Production technology, advanced manufacturing and Industry 4.0 methods and approaches have the potential to ensure manufacturing competitiveness by means of enhanced efficiency and resilience. In the manufacturing arena, mid-size companies are especially under pressure due to unbalanced global competition and the need for continuously innovating in products and processes.
Among several other day-to-day real-world industrial challenges, the scheduling and control of production resources have great influence on the performance of industrial systems. The allocation of machines, inventory, labour and other resources must cope with client’s expectations in terms of cost, quality, lead-time, among other requirements. Manufacturing systems are subject to internal and external dynamic effects inducing relatively quick and unforeseen changes, such as not anticipated high-priority orders or unplanned machine downtimes. Due to the high degree of interdependencies between processes within manufacturing systems, disturbances can accumulate, so that even small changes of system parameters can have a big impact on the performance of the system.

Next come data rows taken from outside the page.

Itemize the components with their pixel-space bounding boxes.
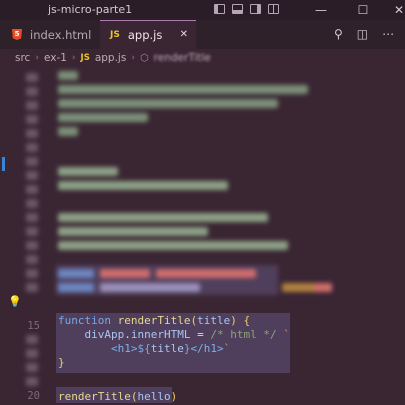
tab-label: index.html [30,27,92,42]
code-line[interactable]: divApp.innerHTML = /* html */ ` [58,328,290,342]
code-token: divApp [84,328,125,341]
line-number-gutter: 15 20 💡 [0,67,48,405]
js-icon: JS [80,53,90,63]
breadcrumb-src[interactable]: src [15,52,30,64]
code-token: </h1> [190,342,224,355]
code-token: ${ [137,342,151,355]
chevron-right-icon: › [131,53,135,63]
chevron-right-icon: › [71,53,76,63]
breadcrumb-folder[interactable]: ex-1 [44,52,67,64]
line-number: 20 [27,390,40,402]
code-token: <h1> [110,342,138,355]
code-token: function [58,314,111,327]
code-token: title [150,342,184,355]
code-area[interactable]: function renderTitle(title) { divApp.inn… [52,67,405,405]
code-line[interactable]: } [58,356,65,370]
code-token: title [197,314,231,327]
code-editor[interactable]: 15 20 💡 function renderTitle(title) {di… [0,67,405,405]
chevron-right-icon: › [35,53,39,63]
code-line[interactable]: <h1>${title}</h1>` [58,342,230,356]
code-token: } [58,356,65,369]
customize-layout-icon[interactable] [268,4,279,14]
layout-controls [214,4,279,14]
window-title: js-micro-parte1 [48,3,133,16]
tab-app-js[interactable]: JS app.js ✕ [100,20,196,49]
breadcrumb: src › ex-1 › JS app.js › ⬡ renderTitle [0,49,405,67]
code-token: renderTitle [117,314,191,327]
code-token: ` [223,342,231,355]
html5-icon: 5 [12,29,22,40]
code-token: /* html */ [210,328,277,341]
code-token: hello [137,390,171,403]
code-line[interactable]: function renderTitle(title) { [58,314,250,328]
code-token: innerHTML [130,328,191,341]
more-actions-icon[interactable]: ⋯ [382,27,394,41]
code-token: . [124,328,131,341]
code-token: = [190,328,211,341]
code-token: ` [283,328,290,341]
symbol-function-icon: ⬡ [139,52,149,64]
tab-index-html[interactable]: 5 index.html [0,20,100,49]
breadcrumb-file[interactable]: app.js [95,52,127,64]
js-icon: JS [110,30,120,40]
lightbulb-icon[interactable]: 💡 [8,295,22,308]
breadcrumb-symbol[interactable]: renderTitle [154,52,211,64]
close-tab-icon[interactable]: ✕ [180,29,188,40]
code-token: ) [230,314,237,327]
close-window-button[interactable]: ✕ [378,0,405,20]
toggle-panel-icon[interactable] [232,4,243,14]
broadcast-icon[interactable]: ⚲ [334,27,343,41]
code-token: { [243,314,251,327]
line-number: 15 [27,320,40,332]
code-line[interactable]: renderTitle(hello) [58,390,177,404]
title-bar: js-micro-parte1 — ☐ ✕ [0,0,405,21]
code-token: ) [170,390,178,403]
tab-label: app.js [127,28,163,42]
minimize-button[interactable]: — [300,0,342,20]
toggle-secondary-sidebar-icon[interactable] [250,4,261,14]
code-token: renderTitle [58,390,131,403]
split-editor-icon[interactable]: ◫ [357,27,368,41]
toggle-sidebar-icon[interactable] [214,4,225,14]
modified-line-marker [2,157,5,171]
editor-actions: ⚲ ◫ ⋯ [334,27,394,41]
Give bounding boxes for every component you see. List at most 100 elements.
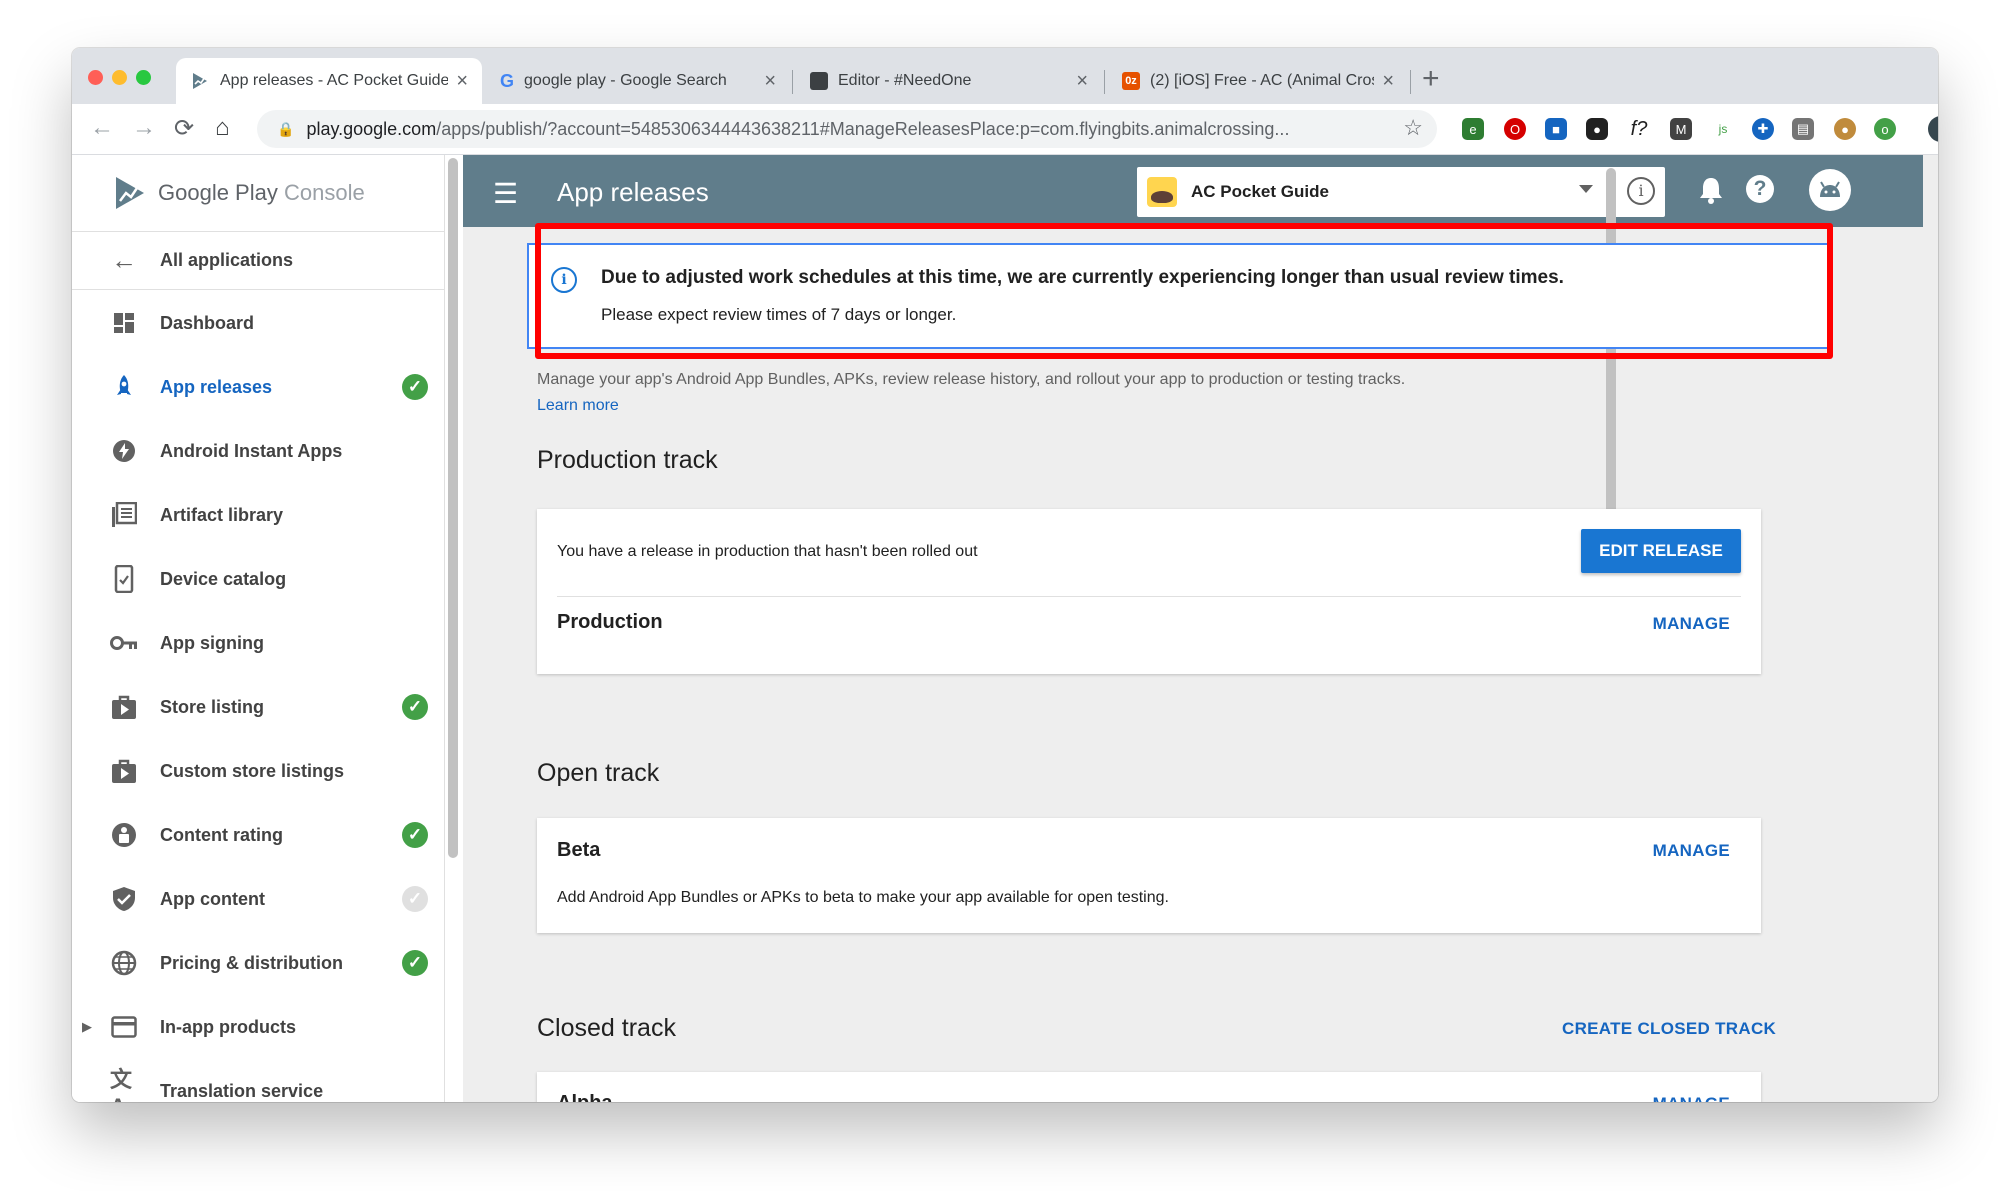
sidebar-item-label: Dashboard — [160, 312, 255, 333]
tab-title: Editor - #NeedOne — [838, 72, 972, 89]
sidebar-item-custom-store-listings[interactable]: Custom store listings — [72, 743, 444, 799]
sidebar-item-store-listing[interactable]: Store listing ✓ — [72, 679, 444, 735]
sidebar-item-pricing-distribution[interactable]: Pricing & distribution ✓ — [72, 935, 444, 991]
create-closed-track-link[interactable]: CREATE CLOSED TRACK — [1562, 1019, 1776, 1039]
sidebar-item-label: Custom store listings — [160, 760, 345, 781]
manage-production-link[interactable]: MANAGE — [1653, 614, 1730, 634]
hamburger-menu-icon[interactable]: ☰ — [493, 177, 518, 210]
js-extension-icon[interactable]: js — [1712, 118, 1734, 140]
google-play-console-logo[interactable]: Google Play Console — [114, 175, 365, 211]
sidebar-item-label: Android Instant Apps — [160, 440, 343, 461]
back-button[interactable]: ← — [90, 114, 114, 142]
check-incomplete-icon: ✓ — [402, 886, 428, 912]
sidebar-item-translation-service[interactable]: 文A Translation service — [72, 1063, 444, 1102]
info-icon[interactable]: i — [1627, 177, 1655, 205]
tab-divider — [1410, 70, 1411, 94]
green-extension-icon[interactable]: o — [1874, 118, 1896, 140]
tab-strip: App releases - AC Pocket Guide × G googl… — [72, 48, 1938, 104]
opera-extension-icon[interactable]: O — [1504, 118, 1526, 140]
tab-app-releases[interactable]: App releases - AC Pocket Guide × — [176, 58, 482, 104]
sidebar-item-app-releases[interactable]: App releases ✓ — [72, 359, 444, 415]
help-icon[interactable]: ? — [1746, 175, 1774, 203]
close-tab-icon[interactable]: × — [1076, 70, 1088, 93]
production-track-title: Production track — [537, 446, 718, 474]
logo-console-text: Console — [283, 180, 365, 205]
forward-button[interactable]: → — [132, 114, 156, 142]
beta-track-name: Beta — [557, 839, 601, 861]
chevron-down-icon[interactable] — [1579, 185, 1593, 193]
app-thumbnail-icon — [1147, 177, 1177, 207]
account-avatar[interactable] — [1809, 169, 1851, 211]
sidebar-item-in-app-products[interactable]: ▶ In-app products — [72, 999, 444, 1055]
sidebar-item-label: Artifact library — [160, 504, 284, 525]
production-track-name: Production — [557, 611, 663, 633]
store-icon — [110, 693, 138, 721]
minimize-window-button[interactable] — [112, 70, 127, 85]
cookie-extension-icon[interactable]: ● — [1834, 118, 1856, 140]
sidebar-item-app-signing[interactable]: App signing — [72, 615, 444, 671]
manage-alpha-link[interactable]: MANAGE — [1653, 1094, 1730, 1102]
tab-divider — [792, 70, 793, 94]
closed-track-title: Closed track — [537, 1014, 676, 1042]
sidebar: Google Play Console ← All applications D… — [72, 155, 445, 1102]
network-extension-icon[interactable]: ✚ — [1752, 118, 1774, 140]
rating-icon — [110, 821, 138, 849]
sidebar-item-label: Device catalog — [160, 568, 287, 589]
tab-google-search[interactable]: G google play - Google Search × — [486, 58, 790, 104]
tab-editor[interactable]: Editor - #NeedOne × — [796, 58, 1102, 104]
function-extension-icon[interactable]: f? — [1628, 118, 1650, 140]
editor-icon — [810, 72, 828, 90]
browser-window: App releases - AC Pocket Guide × G googl… — [72, 48, 1938, 1102]
closed-track-card: Alpha MANAGE — [537, 1072, 1761, 1102]
bell-icon[interactable] — [1698, 175, 1724, 205]
reader-extension-icon[interactable]: ▤ — [1792, 118, 1814, 140]
app-bar: ☰ App releases AC Pocket Guide i ? — [463, 155, 1923, 227]
evernote-extension-icon[interactable]: e — [1462, 118, 1484, 140]
zoom-window-button[interactable] — [136, 70, 151, 85]
check-complete-icon: ✓ — [402, 822, 428, 848]
sidebar-item-label: Pricing & distribution — [160, 952, 343, 973]
sidebar-item-label: Store listing — [160, 696, 265, 717]
reload-button[interactable]: ⟳ — [174, 114, 194, 143]
tab-title: google play - Google Search — [524, 72, 727, 89]
bookmark-star-icon[interactable]: ☆ — [1403, 115, 1423, 141]
app-selector[interactable]: AC Pocket Guide i — [1137, 167, 1665, 217]
divider — [72, 289, 444, 290]
expand-arrow-icon[interactable]: ▶ — [82, 1019, 92, 1035]
address-bar[interactable]: 🔒 play.google.com/apps/publish/?account=… — [257, 110, 1437, 148]
open-track-card: Beta MANAGE Add Android App Bundles or A… — [537, 818, 1761, 933]
sidebar-item-app-content[interactable]: App content ✓ — [72, 871, 444, 927]
sidebar-item-dashboard[interactable]: Dashboard — [72, 295, 444, 351]
extension-icon[interactable]: ■ — [1545, 118, 1567, 140]
sidebar-item-all-applications[interactable]: ← All applications — [72, 232, 444, 288]
play-console-icon — [193, 73, 207, 89]
sidebar-item-label: Translation service — [160, 1080, 324, 1101]
edit-release-button[interactable]: EDIT RELEASE — [1581, 529, 1741, 573]
new-tab-button[interactable]: + — [1422, 62, 1440, 96]
sidebar-scrollbar[interactable] — [448, 158, 458, 858]
arrow-back-icon: ← — [111, 244, 137, 275]
mask-extension-icon[interactable]: ● — [1586, 118, 1608, 140]
profile-avatar[interactable] — [1928, 116, 1938, 142]
close-tab-icon[interactable]: × — [1382, 70, 1394, 93]
home-button[interactable]: ⌂ — [215, 114, 230, 142]
sidebar-item-artifact-library[interactable]: Artifact library — [72, 487, 444, 543]
app-name: AC Pocket Guide — [1191, 182, 1329, 201]
google-g-icon: G — [500, 70, 515, 91]
close-tab-icon[interactable]: × — [764, 70, 776, 93]
card-icon — [110, 1013, 138, 1041]
tab-animal-crossing[interactable]: 0z (2) [iOS] Free - AC (Animal Crossing)… — [1108, 58, 1408, 104]
sidebar-item-device-catalog[interactable]: Device catalog — [72, 551, 444, 607]
sidebar-item-content-rating[interactable]: Content rating ✓ — [72, 807, 444, 863]
tab-divider — [1104, 70, 1105, 94]
gmail-extension-icon[interactable]: M — [1670, 118, 1692, 140]
page-description: Manage your app's Android App Bundles, A… — [537, 371, 1406, 388]
manage-beta-link[interactable]: MANAGE — [1653, 841, 1730, 861]
alpha-track-name: Alpha — [557, 1092, 613, 1102]
device-icon — [110, 565, 138, 593]
tab-title: (2) [iOS] Free - AC (Animal Crossing) — [1150, 72, 1374, 89]
learn-more-link[interactable]: Learn more — [537, 397, 619, 415]
sidebar-item-android-instant-apps[interactable]: Android Instant Apps — [72, 423, 444, 479]
close-window-button[interactable] — [88, 70, 103, 85]
close-tab-icon[interactable]: × — [456, 70, 468, 93]
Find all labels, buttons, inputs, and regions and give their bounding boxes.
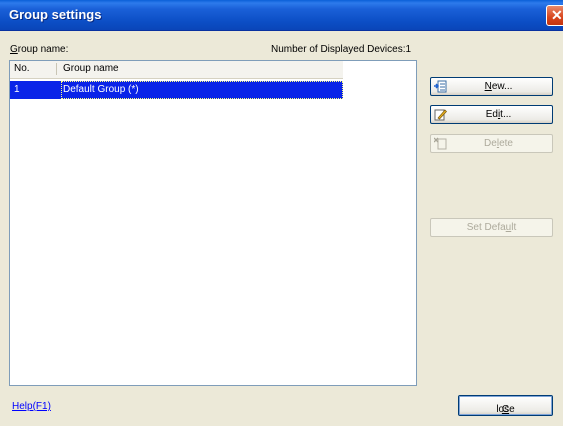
edit-button-label: Edit... xyxy=(485,109,512,120)
new-button-label: New... xyxy=(484,81,513,92)
delete-button[interactable]: Delete xyxy=(430,134,553,153)
row-no: 1 xyxy=(14,84,20,95)
close-icon: ✕ xyxy=(551,7,563,23)
group-list[interactable]: No. Group name 1 Default Group (*) xyxy=(9,60,417,386)
close-button[interactable]: Close xyxy=(458,395,553,416)
column-header-no[interactable]: No. xyxy=(14,63,30,74)
window-title: Group settings xyxy=(9,7,102,22)
displayed-devices-count: Number of Displayed Devices:1 xyxy=(271,44,412,55)
column-header-group-name[interactable]: Group name xyxy=(63,63,119,74)
title-bar: Group settings ✕ xyxy=(0,0,563,31)
group-name-label: Group name: xyxy=(10,44,69,55)
list-header: No. Group name xyxy=(10,61,343,79)
row-group-name: Default Group (*) xyxy=(63,84,139,95)
window-close-button[interactable]: ✕ xyxy=(546,5,563,26)
set-default-button[interactable]: Set Default xyxy=(430,218,553,237)
table-row[interactable]: 1 Default Group (*) xyxy=(10,81,343,99)
delete-button-label: Delete xyxy=(484,138,513,149)
set-default-button-label: Set Default xyxy=(466,222,517,233)
new-button[interactable]: New... xyxy=(430,77,553,96)
column-divider[interactable] xyxy=(56,63,57,75)
help-link[interactable]: Help(F1) xyxy=(12,401,51,412)
edit-button[interactable]: Edit... xyxy=(430,105,553,124)
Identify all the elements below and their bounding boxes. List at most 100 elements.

Traditional approaches currently used in industry for production scheduling and control are not able to react on dynamic events in real-time, i.e. are not able to adapt fast enough to current evolving changes.
In this context, the increasing use of IoT, Industry 4.0, Smart Manufacturing technologies enables the collection of data about the current system state in real-time. Our approach uses the potential of simulation, optimization and real-time date exchange to handle dynamic influences, ensuring high efficiency and robustness. The approach is embodied in a new data-driven adaptive simulation-based optimization approach for an integrated control of inventory, production and maintenance processes. The project connects data-oriented research on the usage of smart components with research on optimising and simulating manufacturing systems. The developed approach already performed very well in real-world use cases, providing substantially improved results i.e. an efficient and fault-resilient allocation of productive resources. The approach and correlated knowledge developed by the project is mature and prepared to be applied in other industrial use cases.